I particularly liked the realistic psychological portrayals of the characters and the way all the girls are shown as both good and bad. Yes, Alex manages to get away with many things that seem very difficult at her age, especially when she had led a reasonably sheltered life, but this is a standard trope of the genre and she is shown as a resourceful young woman who takes all difficulties in her stride.

The book is well-written, with enough descriptions to make us feel as if we were there, but without excessive details. There is action, and the pace is quick. As we share the main character’s point of view, we suffer with her, worry for her safety, and are swept by the maelstrom and chaos of the gang life. The ending is realistic and I think most readers will find it satisfying. (And no, I won’t say anything else).

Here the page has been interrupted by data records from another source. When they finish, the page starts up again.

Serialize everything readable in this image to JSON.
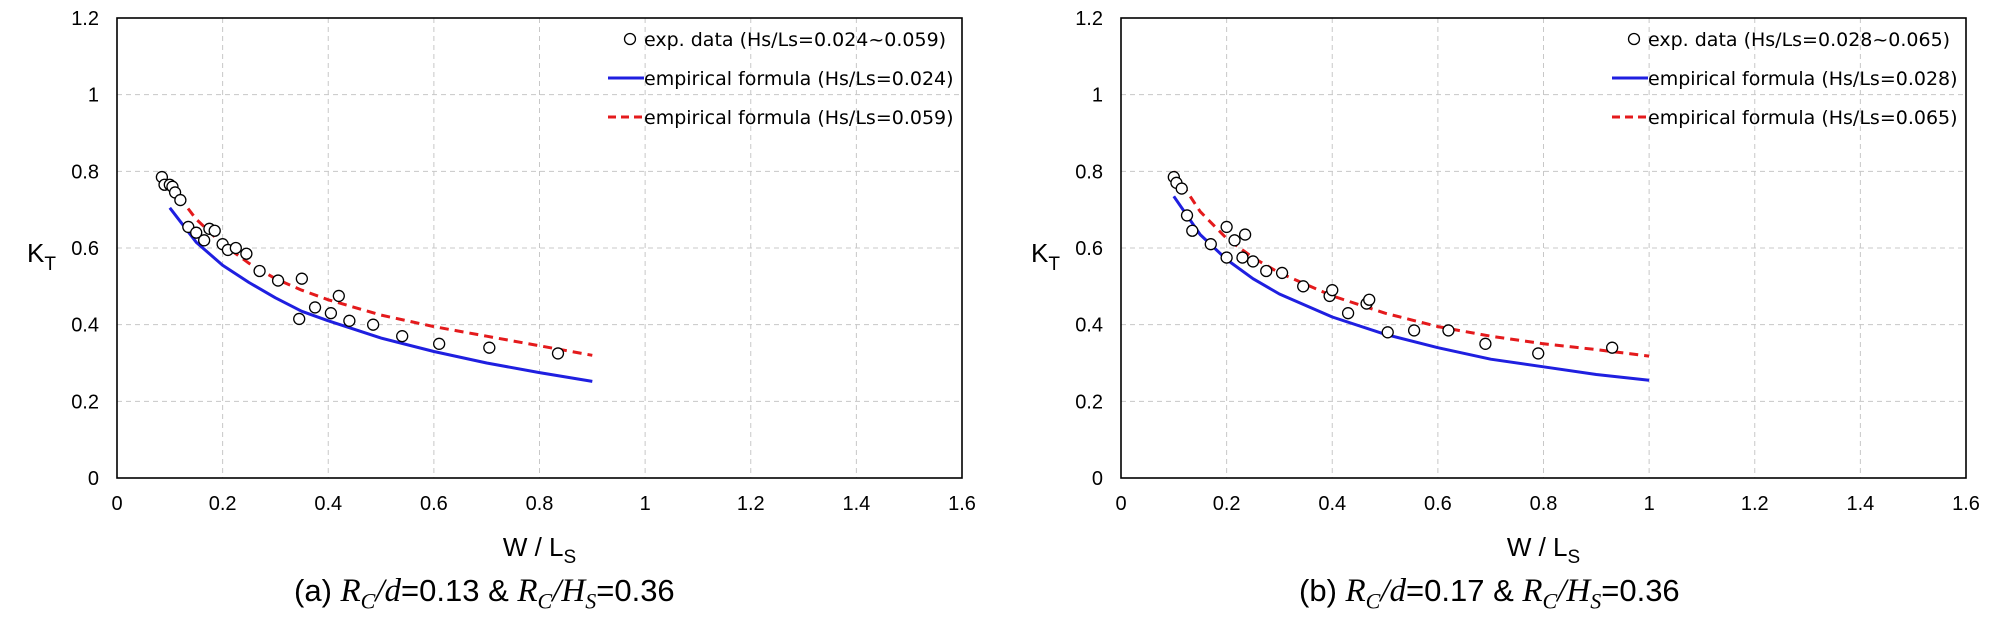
{
  "chart_data": [
    {
      "type": "scatter",
      "caption": {
        "prefix": "(a) ",
        "term1": "R",
        "term1_sub": "C",
        "term1_den": "/d",
        "mid": "=0.13 & ",
        "term2": "R",
        "term2_sub": "C",
        "term2_den": "/H",
        "term2_den_sub": "S",
        "suffix": "=0.36"
      },
      "xlabel": {
        "main": "W / L",
        "sub": "S"
      },
      "ylabel": {
        "main": "K",
        "sub": "T"
      },
      "xlim": [
        0,
        1.6
      ],
      "ylim": [
        0,
        1.2
      ],
      "xticks": [
        "0",
        "0.2",
        "0.4",
        "0.6",
        "0.8",
        "1",
        "1.2",
        "1.4",
        "1.6"
      ],
      "yticks": [
        "0",
        "0.2",
        "0.4",
        "0.6",
        "0.8",
        "1",
        "1.2"
      ],
      "grid": true,
      "legend_position": "top-right",
      "series": [
        {
          "name": "exp. data (Hs/Ls=0.024~0.059)",
          "kind": "markers",
          "color": "#000000",
          "x": [
            0.085,
            0.09,
            0.1,
            0.105,
            0.11,
            0.12,
            0.135,
            0.15,
            0.165,
            0.175,
            0.185,
            0.2,
            0.21,
            0.225,
            0.245,
            0.27,
            0.305,
            0.345,
            0.35,
            0.375,
            0.405,
            0.42,
            0.44,
            0.485,
            0.54,
            0.61,
            0.705,
            0.835
          ],
          "y": [
            0.785,
            0.765,
            0.765,
            0.76,
            0.745,
            0.725,
            0.655,
            0.64,
            0.62,
            0.65,
            0.645,
            0.61,
            0.595,
            0.6,
            0.585,
            0.54,
            0.515,
            0.415,
            0.52,
            0.445,
            0.43,
            0.475,
            0.41,
            0.4,
            0.37,
            0.35,
            0.34,
            0.325
          ]
        },
        {
          "name": "empirical formula (Hs/Ls=0.024)",
          "kind": "line",
          "color": "#1f1fe0",
          "dashed": false,
          "x": [
            0.1,
            0.15,
            0.2,
            0.25,
            0.3,
            0.35,
            0.4,
            0.5,
            0.6,
            0.7,
            0.8,
            0.9
          ],
          "y": [
            0.705,
            0.615,
            0.555,
            0.51,
            0.47,
            0.435,
            0.41,
            0.365,
            0.33,
            0.3,
            0.275,
            0.252
          ]
        },
        {
          "name": "empirical formula (Hs/Ls=0.059)",
          "kind": "line",
          "color": "#e41a1c",
          "dashed": true,
          "x": [
            0.1,
            0.15,
            0.2,
            0.25,
            0.3,
            0.35,
            0.4,
            0.5,
            0.6,
            0.7,
            0.8,
            0.9
          ],
          "y": [
            0.765,
            0.675,
            0.61,
            0.56,
            0.52,
            0.49,
            0.465,
            0.425,
            0.395,
            0.37,
            0.345,
            0.32
          ]
        }
      ]
    },
    {
      "type": "scatter",
      "caption": {
        "prefix": "(b) ",
        "term1": "R",
        "term1_sub": "C",
        "term1_den": "/d",
        "mid": "=0.17 & ",
        "term2": "R",
        "term2_sub": "C",
        "term2_den": "/H",
        "term2_den_sub": "S",
        "suffix": "=0.36"
      },
      "xlabel": {
        "main": "W / L",
        "sub": "S"
      },
      "ylabel": {
        "main": "K",
        "sub": "T"
      },
      "xlim": [
        0,
        1.6
      ],
      "ylim": [
        0,
        1.2
      ],
      "xticks": [
        "0",
        "0.2",
        "0.4",
        "0.6",
        "0.8",
        "1",
        "1.2",
        "1.4",
        "1.6"
      ],
      "yticks": [
        "0",
        "0.2",
        "0.4",
        "0.6",
        "0.8",
        "1",
        "1.2"
      ],
      "grid": true,
      "legend_position": "top-right",
      "series": [
        {
          "name": "exp. data (Hs/Ls=0.028~0.065)",
          "kind": "markers",
          "color": "#000000",
          "x": [
            0.1,
            0.105,
            0.115,
            0.125,
            0.135,
            0.17,
            0.2,
            0.2,
            0.215,
            0.23,
            0.235,
            0.25,
            0.275,
            0.305,
            0.345,
            0.395,
            0.4,
            0.43,
            0.465,
            0.47,
            0.505,
            0.555,
            0.62,
            0.69,
            0.79,
            0.93
          ],
          "y": [
            0.785,
            0.77,
            0.755,
            0.685,
            0.645,
            0.61,
            0.575,
            0.655,
            0.62,
            0.575,
            0.635,
            0.565,
            0.54,
            0.535,
            0.5,
            0.475,
            0.49,
            0.43,
            0.455,
            0.465,
            0.38,
            0.385,
            0.385,
            0.35,
            0.325,
            0.34
          ]
        },
        {
          "name": "empirical formula (Hs/Ls=0.028)",
          "kind": "line",
          "color": "#1f1fe0",
          "dashed": false,
          "x": [
            0.1,
            0.15,
            0.2,
            0.25,
            0.3,
            0.35,
            0.4,
            0.5,
            0.6,
            0.7,
            0.8,
            0.9,
            1.0
          ],
          "y": [
            0.735,
            0.635,
            0.57,
            0.52,
            0.48,
            0.45,
            0.42,
            0.375,
            0.34,
            0.31,
            0.29,
            0.27,
            0.255
          ]
        },
        {
          "name": "empirical formula (Hs/Ls=0.065)",
          "kind": "line",
          "color": "#e41a1c",
          "dashed": true,
          "x": [
            0.1,
            0.15,
            0.2,
            0.25,
            0.3,
            0.35,
            0.4,
            0.5,
            0.6,
            0.7,
            0.8,
            0.9,
            1.0
          ],
          "y": [
            0.8,
            0.695,
            0.625,
            0.575,
            0.535,
            0.505,
            0.475,
            0.43,
            0.395,
            0.37,
            0.35,
            0.335,
            0.318
          ]
        }
      ]
    }
  ]
}
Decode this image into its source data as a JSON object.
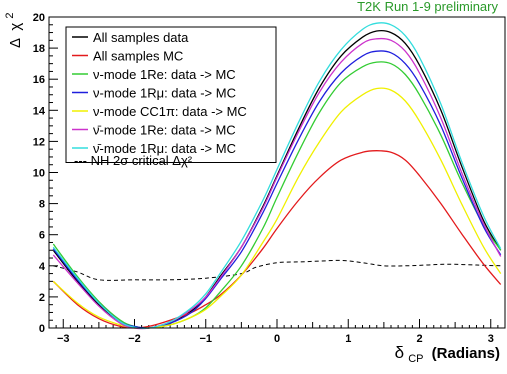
{
  "chart_data": {
    "type": "line",
    "prelim_label": "T2K Run 1-9 preliminary",
    "xlabel_main": "δ",
    "xlabel_sub": "CP",
    "xlabel_units": "(Radians)",
    "ylabel_delta": "Δ",
    "ylabel_chi": "χ",
    "ylabel_sup": "2",
    "xlim": [
      -3.2,
      3.2
    ],
    "ylim": [
      0,
      20
    ],
    "x_ticks": [
      {
        "v": -3,
        "label": "−3"
      },
      {
        "v": -2,
        "label": "−2"
      },
      {
        "v": -1,
        "label": "−1"
      },
      {
        "v": 0,
        "label": "0"
      },
      {
        "v": 1,
        "label": "1"
      },
      {
        "v": 2,
        "label": "2"
      },
      {
        "v": 3,
        "label": "3"
      }
    ],
    "y_ticks": [
      0,
      2,
      4,
      6,
      8,
      10,
      12,
      14,
      16,
      18,
      20
    ],
    "legend": [
      {
        "label": "All samples data",
        "color": "#000000"
      },
      {
        "label": "All samples MC",
        "color": "#e31a1c"
      },
      {
        "label": "ν-mode 1Re: data -> MC",
        "color": "#33cc33"
      },
      {
        "label": "ν-mode 1Rμ: data -> MC",
        "color": "#1f1fdd"
      },
      {
        "label": "ν-mode CC1π: data -> MC",
        "color": "#f0f000"
      },
      {
        "label": "ν̄-mode 1Re: data -> MC",
        "color": "#cc33cc"
      },
      {
        "label": "ν̄-mode 1Rμ: data -> MC",
        "color": "#33dddd"
      }
    ],
    "reference_label": "--- NH 2σ critical Δχ²",
    "series": [
      {
        "name": "All samples data",
        "color": "#000000",
        "x": [
          -3.14,
          -2.8,
          -2.5,
          -2.2,
          -2.0,
          -1.8,
          -1.5,
          -1.2,
          -1.0,
          -0.8,
          -0.5,
          -0.2,
          0,
          0.3,
          0.6,
          0.9,
          1.2,
          1.4,
          1.6,
          1.8,
          2.0,
          2.3,
          2.6,
          2.9,
          3.14
        ],
        "y": [
          5.0,
          3.0,
          1.5,
          0.4,
          0.05,
          0.0,
          0.3,
          1.1,
          2.0,
          3.3,
          5.2,
          7.8,
          9.8,
          12.8,
          15.5,
          17.5,
          18.7,
          19.1,
          19.0,
          18.3,
          16.9,
          14.0,
          10.3,
          6.9,
          5.0
        ]
      },
      {
        "name": "All samples MC",
        "color": "#e31a1c",
        "x": [
          -3.14,
          -2.8,
          -2.5,
          -2.2,
          -2.0,
          -1.8,
          -1.5,
          -1.2,
          -1.0,
          -0.8,
          -0.5,
          -0.2,
          0,
          0.3,
          0.6,
          0.9,
          1.2,
          1.4,
          1.6,
          1.8,
          2.0,
          2.3,
          2.6,
          2.9,
          3.14
        ],
        "y": [
          3.0,
          1.5,
          0.6,
          0.1,
          0.0,
          0.1,
          0.5,
          1.0,
          1.5,
          2.1,
          3.4,
          5.1,
          6.4,
          8.2,
          9.7,
          10.8,
          11.3,
          11.4,
          11.3,
          10.8,
          9.8,
          8.0,
          6.0,
          4.1,
          2.8
        ]
      },
      {
        "name": "ν-mode 1Re: data -> MC",
        "color": "#33cc33",
        "x": [
          -3.14,
          -2.8,
          -2.5,
          -2.2,
          -2.0,
          -1.8,
          -1.5,
          -1.2,
          -1.0,
          -0.8,
          -0.5,
          -0.2,
          0,
          0.3,
          0.6,
          0.9,
          1.2,
          1.4,
          1.6,
          1.8,
          2.0,
          2.3,
          2.6,
          2.9,
          3.14
        ],
        "y": [
          5.4,
          3.3,
          1.7,
          0.5,
          0.1,
          0.0,
          0.2,
          0.7,
          1.3,
          2.3,
          4.0,
          6.4,
          8.4,
          11.3,
          13.9,
          15.8,
          16.8,
          17.1,
          17.0,
          16.3,
          15.0,
          12.4,
          9.3,
          6.6,
          5.0
        ]
      },
      {
        "name": "ν-mode 1Rμ: data -> MC",
        "color": "#1f1fdd",
        "x": [
          -3.14,
          -2.8,
          -2.5,
          -2.2,
          -2.0,
          -1.8,
          -1.5,
          -1.2,
          -1.0,
          -0.8,
          -0.5,
          -0.2,
          0,
          0.3,
          0.6,
          0.9,
          1.2,
          1.4,
          1.6,
          1.8,
          2.0,
          2.3,
          2.6,
          2.9,
          3.14
        ],
        "y": [
          5.1,
          3.1,
          1.6,
          0.4,
          0.1,
          0.0,
          0.3,
          1.0,
          1.9,
          3.1,
          4.9,
          7.4,
          9.3,
          12.1,
          14.6,
          16.4,
          17.5,
          17.8,
          17.7,
          17.0,
          15.7,
          13.0,
          9.6,
          6.5,
          4.7
        ]
      },
      {
        "name": "ν-mode CC1π: data -> MC",
        "color": "#f0f000",
        "x": [
          -3.14,
          -2.8,
          -2.5,
          -2.2,
          -2.0,
          -1.8,
          -1.5,
          -1.2,
          -1.0,
          -0.8,
          -0.5,
          -0.2,
          0,
          0.3,
          0.6,
          0.9,
          1.2,
          1.4,
          1.6,
          1.8,
          2.0,
          2.3,
          2.6,
          2.9,
          3.14
        ],
        "y": [
          3.0,
          1.6,
          0.7,
          0.2,
          0.0,
          0.0,
          0.2,
          0.7,
          1.2,
          2.0,
          3.4,
          5.5,
          7.0,
          9.7,
          12.0,
          13.9,
          15.0,
          15.4,
          15.3,
          14.6,
          13.3,
          10.8,
          7.9,
          5.2,
          3.5
        ]
      },
      {
        "name": "ν̄-mode 1Re: data -> MC",
        "color": "#cc33cc",
        "x": [
          -3.14,
          -2.8,
          -2.5,
          -2.2,
          -2.0,
          -1.8,
          -1.5,
          -1.2,
          -1.0,
          -0.8,
          -0.5,
          -0.2,
          0,
          0.3,
          0.6,
          0.9,
          1.2,
          1.4,
          1.6,
          1.8,
          2.0,
          2.3,
          2.6,
          2.9,
          3.14
        ],
        "y": [
          4.7,
          2.9,
          1.4,
          0.3,
          0.0,
          0.0,
          0.4,
          1.2,
          2.0,
          3.2,
          5.2,
          7.7,
          9.7,
          12.6,
          15.2,
          17.1,
          18.3,
          18.6,
          18.5,
          17.8,
          16.4,
          13.5,
          9.9,
          6.7,
          4.6
        ]
      },
      {
        "name": "ν̄-mode 1Rμ: data -> MC",
        "color": "#33dddd",
        "x": [
          -3.14,
          -2.8,
          -2.5,
          -2.2,
          -2.0,
          -1.8,
          -1.5,
          -1.2,
          -1.0,
          -0.8,
          -0.5,
          -0.2,
          0,
          0.3,
          0.6,
          0.9,
          1.2,
          1.4,
          1.6,
          1.8,
          2.0,
          2.3,
          2.6,
          2.9,
          3.14
        ],
        "y": [
          5.2,
          3.2,
          1.6,
          0.4,
          0.05,
          0.0,
          0.4,
          1.3,
          2.2,
          3.5,
          5.6,
          8.2,
          10.2,
          13.2,
          15.9,
          17.9,
          19.2,
          19.6,
          19.5,
          18.8,
          17.4,
          14.4,
          10.6,
          7.2,
          5.1
        ]
      },
      {
        "name": "NH 2σ critical Δχ²",
        "color": "#000000",
        "dashed": true,
        "x": [
          -3.14,
          -2.8,
          -2.5,
          -2.0,
          -1.5,
          -1.0,
          -0.5,
          -0.3,
          0,
          0.3,
          0.6,
          0.9,
          1.2,
          1.5,
          1.8,
          2.1,
          2.4,
          2.8,
          3.14
        ],
        "y": [
          4.0,
          3.6,
          3.1,
          3.1,
          3.1,
          3.2,
          3.5,
          3.9,
          4.2,
          4.25,
          4.3,
          4.35,
          4.2,
          4.0,
          4.0,
          4.05,
          4.1,
          4.05,
          4.0
        ]
      }
    ]
  }
}
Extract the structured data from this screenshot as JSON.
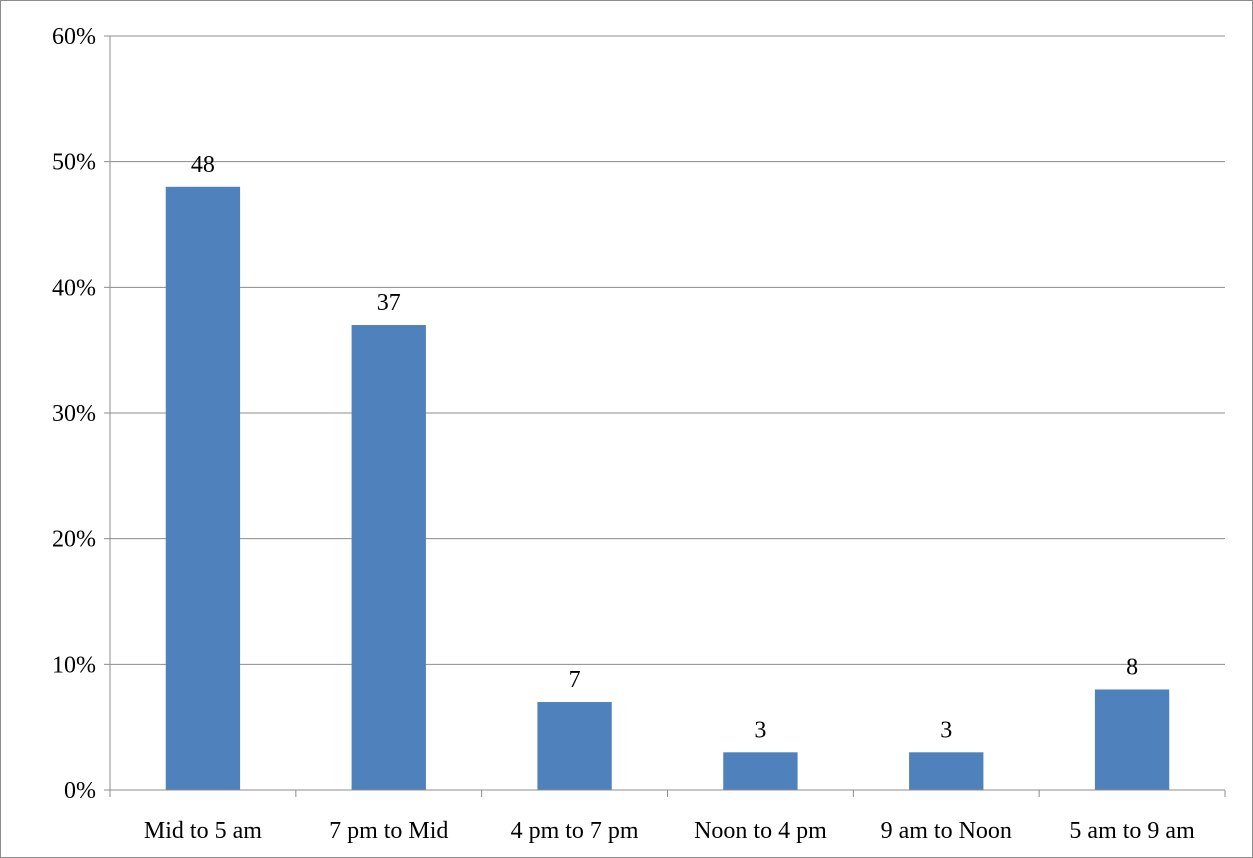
{
  "chart_data": {
    "type": "bar",
    "title": "",
    "xlabel": "",
    "ylabel": "",
    "categories": [
      "Mid to 5 am",
      "7 pm to Mid",
      "4 pm to 7 pm",
      "Noon to 4 pm",
      "9 am to Noon",
      "5 am to 9 am"
    ],
    "values": [
      48,
      37,
      7,
      3,
      3,
      8
    ],
    "data_labels": [
      "48",
      "37",
      "7",
      "3",
      "3",
      "8"
    ],
    "ylim": [
      0,
      60
    ],
    "yticks": [
      0,
      10,
      20,
      30,
      40,
      50,
      60
    ],
    "ytick_labels": [
      "0%",
      "10%",
      "20%",
      "30%",
      "40%",
      "50%",
      "60%"
    ],
    "grid": true,
    "legend": "none",
    "bar_color": "#4f81bd"
  }
}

In sum, this is a novel of psychological depth and good emotional insight that looks closely at family relationships, friendships, grief, revenge, and gang culture. It does not shy from the ugliness and violence of that world and it constructs believable characters, some that we like and some that we dislike. It is not an easy book to read (as mentioned, there is violence, drug taking, and criminal behaviour) but it is one that grabs the reader at an emotional level and does not let go. It combines good action with strong characters and I recommend it to lovers of the genre and, in general, to those who enjoy well-written novels, dealing with complex matters and populated by diverse characters.